Model Registry¶
The model registry of AIoD contains information about the models, enabling us to pull and use this information across the front-ends and Nextflow pipeline. Through this, we can allow for anyone to add models to the registry and propagate these changes through the framework with minimal user/developer effort.
Each manifest in the registry defines a model family (a group of models that can be run in the same environment, e.g. Cellpose 1/2/3) that is comprised of an arbitrary number of model versions (a specific model within a family, e.g. cyto3).
Schema¶
The schema for model manifests in AIoD is intended to be lightweight, as similar efforts in the past have created too much of a burden on users and thus inhibited adoption. Our schema is defined by a Pydantic model, allowing us to not only validate manifests, but to ensure that when read into Python all inputs are of the appropriate type (this is useful for automatic ingest).
As mentioned, each manifest itself represents a model family. In short, the schema defines:
- Meta information about the model (associated websites, publications, authors, repositories etc.)
- Information about each model version:
- It's task (what it is doing, e.g. segmenting mitochondria)

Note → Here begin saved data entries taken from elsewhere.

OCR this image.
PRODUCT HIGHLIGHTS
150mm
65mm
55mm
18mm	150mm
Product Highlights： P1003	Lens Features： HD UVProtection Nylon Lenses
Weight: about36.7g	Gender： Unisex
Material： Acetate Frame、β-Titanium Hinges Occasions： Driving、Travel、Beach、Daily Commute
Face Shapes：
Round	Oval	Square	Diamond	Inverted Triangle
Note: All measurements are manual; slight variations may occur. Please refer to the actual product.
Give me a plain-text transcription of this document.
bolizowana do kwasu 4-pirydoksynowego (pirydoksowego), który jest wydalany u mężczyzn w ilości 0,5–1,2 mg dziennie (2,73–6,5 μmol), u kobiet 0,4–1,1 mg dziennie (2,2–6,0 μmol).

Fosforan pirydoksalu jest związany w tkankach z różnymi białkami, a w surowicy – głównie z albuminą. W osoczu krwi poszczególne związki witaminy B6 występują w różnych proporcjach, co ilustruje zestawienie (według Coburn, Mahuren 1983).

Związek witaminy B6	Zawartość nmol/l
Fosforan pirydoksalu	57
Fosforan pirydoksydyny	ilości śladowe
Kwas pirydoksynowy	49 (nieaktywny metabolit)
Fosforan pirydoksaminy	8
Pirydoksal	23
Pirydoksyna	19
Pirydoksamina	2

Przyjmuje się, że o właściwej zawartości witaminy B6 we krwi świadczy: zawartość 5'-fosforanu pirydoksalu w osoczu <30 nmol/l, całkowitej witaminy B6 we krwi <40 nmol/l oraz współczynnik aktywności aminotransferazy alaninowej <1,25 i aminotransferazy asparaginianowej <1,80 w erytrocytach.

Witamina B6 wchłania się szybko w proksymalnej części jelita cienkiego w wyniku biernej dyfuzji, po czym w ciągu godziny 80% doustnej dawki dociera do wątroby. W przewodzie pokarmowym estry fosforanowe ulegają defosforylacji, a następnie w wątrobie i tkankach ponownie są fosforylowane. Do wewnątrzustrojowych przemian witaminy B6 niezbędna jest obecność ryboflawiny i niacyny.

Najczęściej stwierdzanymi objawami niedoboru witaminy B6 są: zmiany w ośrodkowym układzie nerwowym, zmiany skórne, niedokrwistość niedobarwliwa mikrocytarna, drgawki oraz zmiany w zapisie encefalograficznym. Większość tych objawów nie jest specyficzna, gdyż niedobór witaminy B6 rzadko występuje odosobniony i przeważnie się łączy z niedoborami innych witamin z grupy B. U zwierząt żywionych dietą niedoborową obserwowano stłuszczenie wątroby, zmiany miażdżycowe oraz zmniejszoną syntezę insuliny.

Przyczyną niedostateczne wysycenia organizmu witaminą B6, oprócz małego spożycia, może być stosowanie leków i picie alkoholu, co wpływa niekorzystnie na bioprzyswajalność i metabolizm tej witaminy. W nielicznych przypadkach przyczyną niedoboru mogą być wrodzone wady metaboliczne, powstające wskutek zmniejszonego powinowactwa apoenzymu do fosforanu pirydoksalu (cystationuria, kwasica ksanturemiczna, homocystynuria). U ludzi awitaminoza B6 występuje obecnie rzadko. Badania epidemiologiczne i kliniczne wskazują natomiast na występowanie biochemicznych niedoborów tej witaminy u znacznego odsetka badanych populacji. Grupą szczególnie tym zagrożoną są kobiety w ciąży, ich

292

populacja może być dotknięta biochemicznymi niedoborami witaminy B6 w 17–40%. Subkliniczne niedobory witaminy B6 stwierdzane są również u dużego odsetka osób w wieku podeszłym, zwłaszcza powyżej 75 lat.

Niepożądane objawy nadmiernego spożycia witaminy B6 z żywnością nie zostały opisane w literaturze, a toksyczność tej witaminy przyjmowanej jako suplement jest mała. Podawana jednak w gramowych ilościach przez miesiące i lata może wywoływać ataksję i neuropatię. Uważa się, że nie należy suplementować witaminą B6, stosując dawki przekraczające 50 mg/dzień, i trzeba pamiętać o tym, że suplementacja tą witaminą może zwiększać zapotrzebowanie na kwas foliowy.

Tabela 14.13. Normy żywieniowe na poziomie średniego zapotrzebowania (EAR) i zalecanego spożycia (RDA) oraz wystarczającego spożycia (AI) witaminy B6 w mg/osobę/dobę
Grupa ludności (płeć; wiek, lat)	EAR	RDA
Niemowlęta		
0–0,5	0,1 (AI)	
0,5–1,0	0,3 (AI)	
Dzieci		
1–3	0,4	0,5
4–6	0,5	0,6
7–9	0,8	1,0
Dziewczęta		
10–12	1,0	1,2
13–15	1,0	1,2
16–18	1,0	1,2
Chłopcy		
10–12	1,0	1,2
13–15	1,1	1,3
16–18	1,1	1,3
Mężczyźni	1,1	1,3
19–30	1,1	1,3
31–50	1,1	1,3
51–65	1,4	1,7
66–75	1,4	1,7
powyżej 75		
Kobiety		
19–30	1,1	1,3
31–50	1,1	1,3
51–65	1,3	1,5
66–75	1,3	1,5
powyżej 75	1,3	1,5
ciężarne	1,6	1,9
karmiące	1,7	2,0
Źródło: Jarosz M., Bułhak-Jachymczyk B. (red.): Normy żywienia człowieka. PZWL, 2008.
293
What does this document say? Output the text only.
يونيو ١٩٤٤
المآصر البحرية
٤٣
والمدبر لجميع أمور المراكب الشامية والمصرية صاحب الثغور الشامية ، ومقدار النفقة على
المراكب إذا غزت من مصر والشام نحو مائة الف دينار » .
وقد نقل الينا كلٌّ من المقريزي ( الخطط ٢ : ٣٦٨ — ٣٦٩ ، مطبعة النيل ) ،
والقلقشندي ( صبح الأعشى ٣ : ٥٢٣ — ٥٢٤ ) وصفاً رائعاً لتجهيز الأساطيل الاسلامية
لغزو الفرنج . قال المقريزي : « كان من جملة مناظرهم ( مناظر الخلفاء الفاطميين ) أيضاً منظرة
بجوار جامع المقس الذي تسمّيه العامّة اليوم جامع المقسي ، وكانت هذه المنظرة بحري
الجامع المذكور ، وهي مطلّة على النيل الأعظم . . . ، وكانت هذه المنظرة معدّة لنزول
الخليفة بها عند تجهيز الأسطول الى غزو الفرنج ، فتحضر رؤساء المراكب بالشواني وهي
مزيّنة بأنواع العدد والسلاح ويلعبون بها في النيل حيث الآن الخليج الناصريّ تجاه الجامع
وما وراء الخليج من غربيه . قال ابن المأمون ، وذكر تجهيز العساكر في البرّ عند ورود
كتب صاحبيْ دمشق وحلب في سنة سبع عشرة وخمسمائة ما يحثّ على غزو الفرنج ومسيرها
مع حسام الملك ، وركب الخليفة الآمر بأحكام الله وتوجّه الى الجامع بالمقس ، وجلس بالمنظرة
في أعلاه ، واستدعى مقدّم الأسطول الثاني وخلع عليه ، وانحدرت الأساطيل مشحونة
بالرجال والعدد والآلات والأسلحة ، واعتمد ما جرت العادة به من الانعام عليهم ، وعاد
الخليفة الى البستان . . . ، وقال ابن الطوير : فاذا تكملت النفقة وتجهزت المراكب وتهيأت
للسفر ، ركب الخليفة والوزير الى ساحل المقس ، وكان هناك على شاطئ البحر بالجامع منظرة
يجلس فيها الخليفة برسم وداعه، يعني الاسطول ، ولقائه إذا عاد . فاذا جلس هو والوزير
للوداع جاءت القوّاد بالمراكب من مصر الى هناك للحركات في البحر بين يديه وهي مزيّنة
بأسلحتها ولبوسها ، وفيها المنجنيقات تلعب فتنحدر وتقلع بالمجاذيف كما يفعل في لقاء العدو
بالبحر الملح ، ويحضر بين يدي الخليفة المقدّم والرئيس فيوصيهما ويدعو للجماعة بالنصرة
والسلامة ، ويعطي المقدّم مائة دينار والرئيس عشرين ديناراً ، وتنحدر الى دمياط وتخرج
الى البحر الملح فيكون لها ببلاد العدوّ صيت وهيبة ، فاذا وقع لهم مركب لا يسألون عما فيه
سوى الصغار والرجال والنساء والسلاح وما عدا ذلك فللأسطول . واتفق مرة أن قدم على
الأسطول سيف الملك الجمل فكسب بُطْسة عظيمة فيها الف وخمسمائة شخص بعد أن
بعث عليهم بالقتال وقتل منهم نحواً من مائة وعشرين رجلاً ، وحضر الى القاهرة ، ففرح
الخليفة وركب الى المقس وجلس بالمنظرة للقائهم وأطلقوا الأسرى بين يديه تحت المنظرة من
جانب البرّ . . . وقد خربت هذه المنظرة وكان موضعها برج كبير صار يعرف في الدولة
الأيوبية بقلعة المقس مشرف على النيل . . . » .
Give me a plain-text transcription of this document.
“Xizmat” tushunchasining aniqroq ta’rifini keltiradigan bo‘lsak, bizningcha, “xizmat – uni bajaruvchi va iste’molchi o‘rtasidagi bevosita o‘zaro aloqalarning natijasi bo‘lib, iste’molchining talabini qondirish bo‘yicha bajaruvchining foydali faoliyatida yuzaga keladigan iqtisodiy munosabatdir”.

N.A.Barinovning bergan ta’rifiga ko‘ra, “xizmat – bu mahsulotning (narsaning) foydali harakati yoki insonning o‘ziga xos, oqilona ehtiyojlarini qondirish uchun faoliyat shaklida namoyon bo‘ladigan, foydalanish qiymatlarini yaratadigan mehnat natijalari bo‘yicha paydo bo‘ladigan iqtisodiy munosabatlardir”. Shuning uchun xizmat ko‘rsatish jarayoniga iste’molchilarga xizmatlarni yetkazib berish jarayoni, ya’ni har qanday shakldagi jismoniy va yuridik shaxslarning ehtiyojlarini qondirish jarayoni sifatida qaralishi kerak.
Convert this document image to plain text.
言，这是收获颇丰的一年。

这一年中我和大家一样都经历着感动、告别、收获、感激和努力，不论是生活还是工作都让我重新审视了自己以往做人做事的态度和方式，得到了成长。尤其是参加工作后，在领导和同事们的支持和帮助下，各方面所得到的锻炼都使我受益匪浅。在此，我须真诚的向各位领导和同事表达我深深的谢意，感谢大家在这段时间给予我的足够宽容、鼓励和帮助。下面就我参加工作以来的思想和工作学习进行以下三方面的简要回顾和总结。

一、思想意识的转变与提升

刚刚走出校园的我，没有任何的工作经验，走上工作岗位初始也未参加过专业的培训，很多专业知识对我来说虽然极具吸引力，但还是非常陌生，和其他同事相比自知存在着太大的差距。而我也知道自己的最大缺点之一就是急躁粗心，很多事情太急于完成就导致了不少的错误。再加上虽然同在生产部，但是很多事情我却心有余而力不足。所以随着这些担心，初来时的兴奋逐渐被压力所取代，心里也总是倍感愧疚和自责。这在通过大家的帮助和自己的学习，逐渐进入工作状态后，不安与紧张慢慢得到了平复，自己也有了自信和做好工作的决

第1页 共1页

- It's parameters (and what they're for)
- It's location (where to find the model)
Note that the parameters, metadata etc. can be written at the top level and apply to all models in a model family, but each version can override this as needed for specific differences.
Automatic Ingest¶
As it would be a monumental pain to e.g. add elements to the Napari plugin dropdowns every time we added a new model family/version, the registry contains simple functionality to allow easy ingestion of all manifests. This can then be used to automatically construct the UI at runtime, allowing for the interface to always reflect all possible options within the registry.
Expanding the Registry¶
To add new models to the registry, see our model contribution section. Using Pydantic, validation will be confirmed via pytest upon a pull request.